New Mexico utility backs bill requiring carbon-free electricity by 2045.
A bill to make New Mexico’s electricity generation 100 percent carbon-free by 2045 will get its first hearing today in the Senate Conservation Committee.
The Energy Transition Act, Senate Bill 489, has a broad coalition of supporters from across the state, representing near-consensus among most leading environmental groups and local utilities to push the state’s electric grid into almost complete reliance on renewable energy over the next 25 years.
It’s priority legislation for Gov. Michelle Lujan Grisham, who campaigned on promises for a clean energy economy.
The state’s largest utility, Public Service Company of New Mexico, has thrown its support behind SB 489, marking a turning point that, for the first time, puts environmentalists, state officials and utilities on a shared path for ending fossil fuel generation.
“It takes us out of our comfort zone,” PNM President, Chairman and CEO Pat Vincent-Collawn told the editorial board Wednesday. “But it’s where New Mexico wants to go. … We need to be able to step up to the challenge.”

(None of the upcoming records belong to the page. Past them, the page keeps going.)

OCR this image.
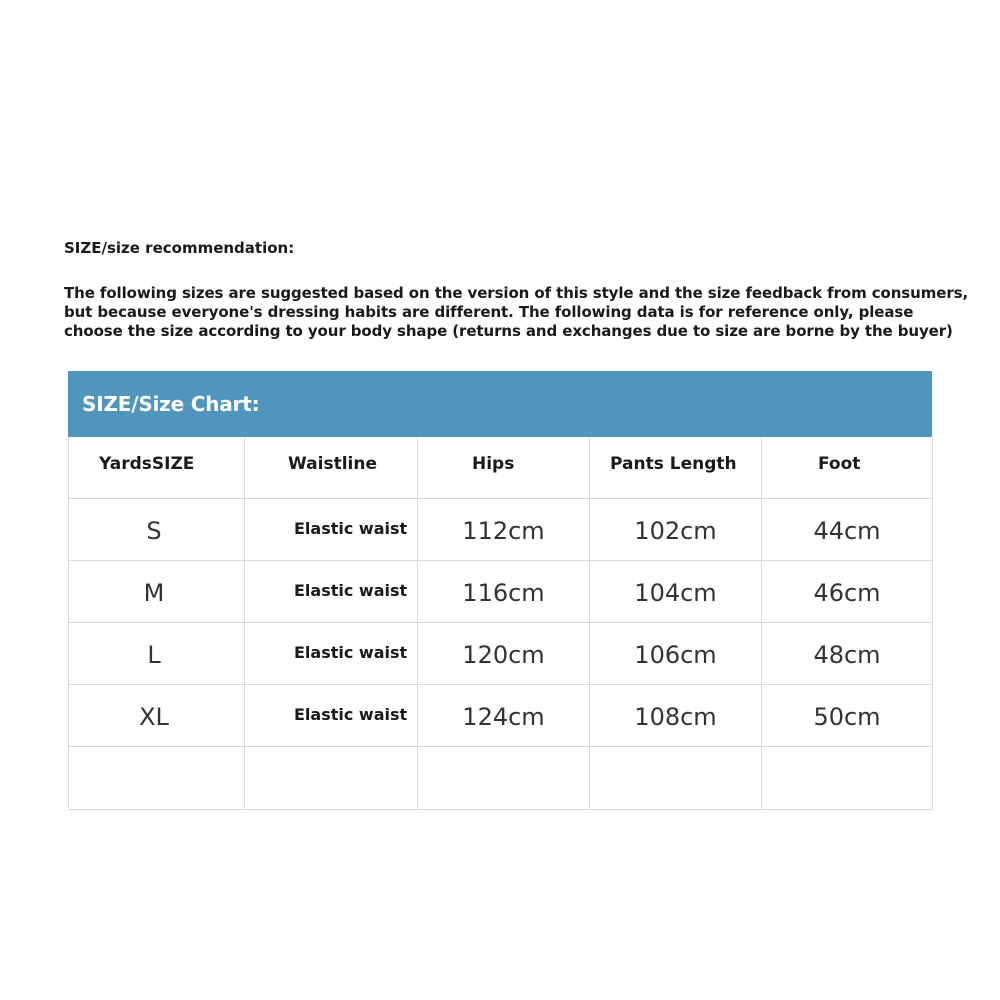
SIZE/size recommendation:

The following sizes are suggested based on the version of this style and the size feedback from consumers,
but because everyone's dressing habits are different. The following data is for reference only, please
choose the size according to your body shape (returns and exchanges due to size are borne by the buyer)

SIZE/Size Chart:
YardsSIZE	Waistline	Hips	Pants Length	Foot

S	Elastic waist	112cm	102cm	44cm

M	Elastic waist	116cm	104cm	46cm

L	Elastic waist	120cm	106cm	48cm

XL	Elastic waist	124cm	108cm	50cm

If approved, the bill would require public utilities to rely on renewables such as solar and wind for 50 percent of all electricity sales by 2030, and 80 percent by 2040. By 2045, no carbon-emitting resources would be permitted, although the last 20 percent of electric sales could come from new generating technologies, such as carbon capture for natural gas, or advanced battery storage backup to offset the intermittence of renewable resources.